Probably the most important grape in the South Dalmatia is Plavac Mali. It is certainly the most important red variety – if I may presume to call it red that is, as the name translates as little blue one. It is grown principally on the Pelješac Peninsula, the entrance to which is around 40 miles North-West of Dubrovnik.

The vineyards of the peninsula are not all of Plavac Mali, and are scattered along most of its length. However there is quite a cluster of producers in and around the village of Potomje, and the flat land just to the North of the village contains what is probably the peninsula’s largest concentration of vineyards. The village, and its vineyards on the plain, can be seen in the image below. Just over the mountain ridge from Potomje, to the right in the image, are the steep South-facing slopes of the Dingač vineyards stretching down to the Adriatic. Dingač was the first protected geographical area in Yugoslavia, achieving this status in 1961. With its South-facing aspect, and possibly with the help of reflected light from the sea, grapes achieve high levels of ripeness and can make particularly powerful and tannic red wines. Dingač seems to be a strong brand – when I was there in Dubrovnik, most wines types seemed to be referred to by grape variety, but Dingač was always Dingač.

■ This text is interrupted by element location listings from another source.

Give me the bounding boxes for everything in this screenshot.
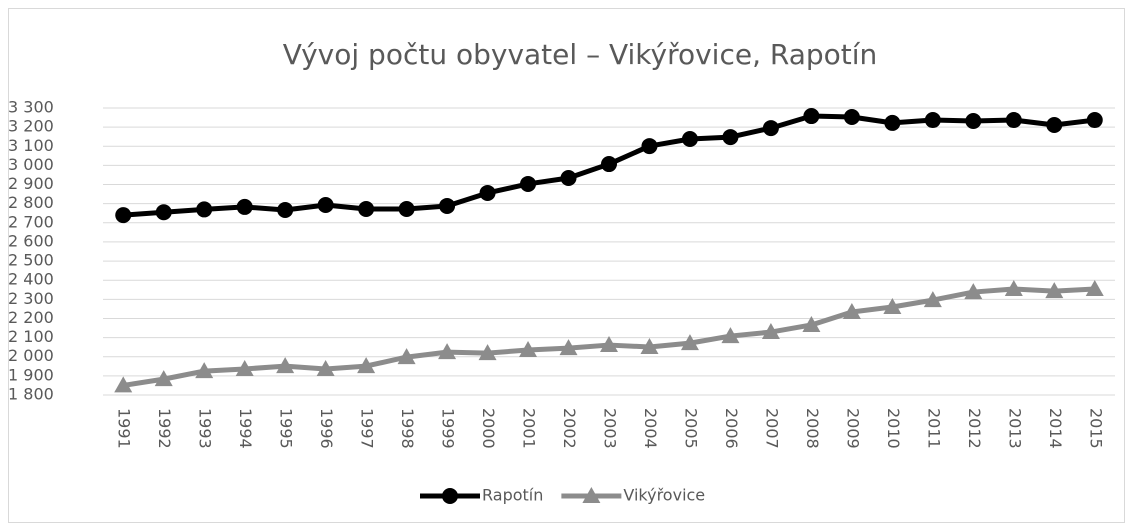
y-tick-label: 2 600 (8, 231, 54, 250)
y-tick-label: 3 200 (8, 117, 54, 136)
x-tick-label: 2013 (1005, 408, 1024, 449)
data-point (357, 357, 376, 374)
data-point (1004, 280, 1023, 297)
data-point (154, 370, 173, 387)
x-tick-label: 2004 (641, 408, 660, 449)
data-point (196, 201, 213, 218)
data-point (680, 334, 699, 351)
y-tick-label: 3 100 (8, 136, 54, 155)
data-point (924, 112, 941, 129)
x-tick-label: 1994 (236, 408, 255, 449)
data-point (883, 297, 902, 314)
x-tick-label: 2000 (479, 408, 498, 449)
data-point (722, 129, 739, 146)
x-tick-label: 2002 (560, 408, 579, 449)
y-tick-label: 2 800 (8, 193, 54, 212)
x-tick-label: 2007 (762, 408, 781, 449)
data-point (640, 337, 659, 354)
x-tick-label: 2008 (803, 408, 822, 449)
x-tick-label: 1996 (317, 408, 336, 449)
chart-title: Vývoj počtu obyvatel – Vikýřovice, Rapot… (283, 38, 878, 71)
data-point (803, 108, 820, 125)
data-point (478, 344, 497, 361)
y-tick-label: 2 200 (8, 308, 54, 327)
y-tick-label: 2 700 (8, 212, 54, 231)
chart-border (8, 8, 1125, 523)
data-point (600, 336, 618, 353)
data-point (316, 359, 335, 376)
y-tick-label: 2 100 (8, 327, 54, 346)
data-point (1086, 112, 1103, 129)
data-point (397, 348, 416, 365)
data-point (641, 138, 658, 155)
data-point (965, 113, 982, 130)
y-tick-label: 2 400 (8, 270, 54, 289)
y-tick-label: 3 000 (8, 155, 54, 174)
y-tick-label: 1 800 (8, 385, 54, 404)
y-tick-label: 2 300 (8, 289, 54, 308)
x-tick-label: 2015 (1086, 408, 1105, 449)
x-tick-label: 1998 (398, 408, 417, 449)
data-point (520, 175, 537, 192)
x-tick-label: 1999 (439, 408, 458, 449)
x-tick-label: 2010 (884, 408, 903, 449)
data-point (923, 291, 942, 308)
data-point (842, 302, 861, 319)
y-tick-label: 2 900 (8, 174, 54, 193)
data-point (235, 359, 254, 376)
data-point (1005, 112, 1022, 129)
data-point (681, 130, 698, 147)
legend-marker (442, 488, 458, 504)
y-tick-label: 1 900 (8, 365, 54, 384)
x-tick-label: 2014 (1046, 408, 1065, 449)
x-tick-label: 1991 (115, 408, 134, 449)
data-point (762, 120, 779, 137)
data-point (601, 156, 617, 173)
data-point (115, 207, 132, 224)
data-point (277, 201, 294, 218)
x-tick-label: 1997 (358, 408, 377, 449)
x-tick-label: 1993 (196, 408, 215, 449)
data-point (559, 339, 578, 356)
data-point (358, 201, 375, 218)
data-point (884, 114, 901, 131)
legend-marker (582, 487, 601, 503)
data-point (439, 197, 456, 214)
data-point (114, 376, 133, 393)
data-point (155, 204, 172, 221)
data-point (1085, 280, 1104, 297)
y-tick-label: 2 000 (8, 346, 54, 365)
x-tick-label: 1995 (277, 408, 296, 449)
x-tick-label: 2006 (722, 408, 741, 449)
x-tick-label: 2012 (965, 408, 984, 449)
legend-label: Vikýřovice (623, 486, 705, 505)
data-point (276, 357, 295, 374)
data-point (1046, 117, 1063, 134)
data-point (479, 184, 496, 201)
data-point (560, 170, 577, 187)
data-point (761, 323, 780, 340)
legend-label: Rapotín (482, 486, 543, 505)
data-point (317, 197, 334, 214)
data-point (519, 341, 538, 358)
data-point (398, 201, 415, 218)
data-point (843, 108, 860, 125)
x-tick-label: 2005 (681, 408, 700, 449)
data-point (721, 327, 740, 344)
y-tick-label: 3 300 (8, 98, 54, 117)
x-tick-label: 2011 (924, 408, 943, 449)
data-point (195, 362, 214, 379)
x-tick-label: 1992 (155, 408, 174, 449)
data-point (236, 198, 253, 215)
data-point (964, 283, 983, 300)
x-tick-label: 2009 (843, 408, 862, 449)
y-tick-label: 2 500 (8, 251, 54, 270)
x-tick-label: 2001 (520, 408, 539, 449)
x-tick-label: 2003 (601, 408, 620, 449)
data-point (438, 343, 457, 360)
data-point (1045, 282, 1064, 299)
data-point (802, 315, 821, 332)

If Dingač was the first protected area for Plavac Mali, both chronologically and in terms of prestige, Postup must be second, in both respects. This area was protected in Yugoslavia in 1967, and is somewhat larger than Dingač – 70ha to th 40 ha of Dingač. Somehow however the Yugoslavian Postup has not yet managed to make it as a PDO. Postup’s wines are not as big and powerful as Dingač, perhaps because, although their aspect is similar on a South-facing slope by the sea, the vineyards are not as steep. (If you visit the D’Vino wine bar in Dubrovnik, do not be mislead by an information card you might be given, which implies that Postup is on the North side of the mountain ridge opposite Dingač.)

On the above map, Dingač lies by the top of the “l” in the word “Pelješac”, while Postup is further West, close to the Easternmost end of the island of Korčula. If you check on the Google Maps satellite images you can identify both these vineyard areas, and the ones on the plain around Potomje.

While the Pelješac Peninsula is best known for its Plavac Mali, Korčula specialises in white wine. The decision for it to focus on whites was taken by a Yugoslav government committee but that decision has had a lasting influence, even if on the face of it the island’s geography is not too different from that of Pelješac. Special mention should be given to the relatively rare grape variety Grk, which is grown in any quantity only on Korčula, largely at the Eastern tip of the island. However, Pošip is the variety that Korčula is best known for, and Pošip from Korčula is widely available in the region.

In summary, the local wines you are most likely to come across in Dubrovnik, or at least the ones I remember best, are Plavac Mali from Pelješac, in particular Dingač if you go a bit upmarket; and the white wines of Korčula, especially Pošip, and the rarer Grk.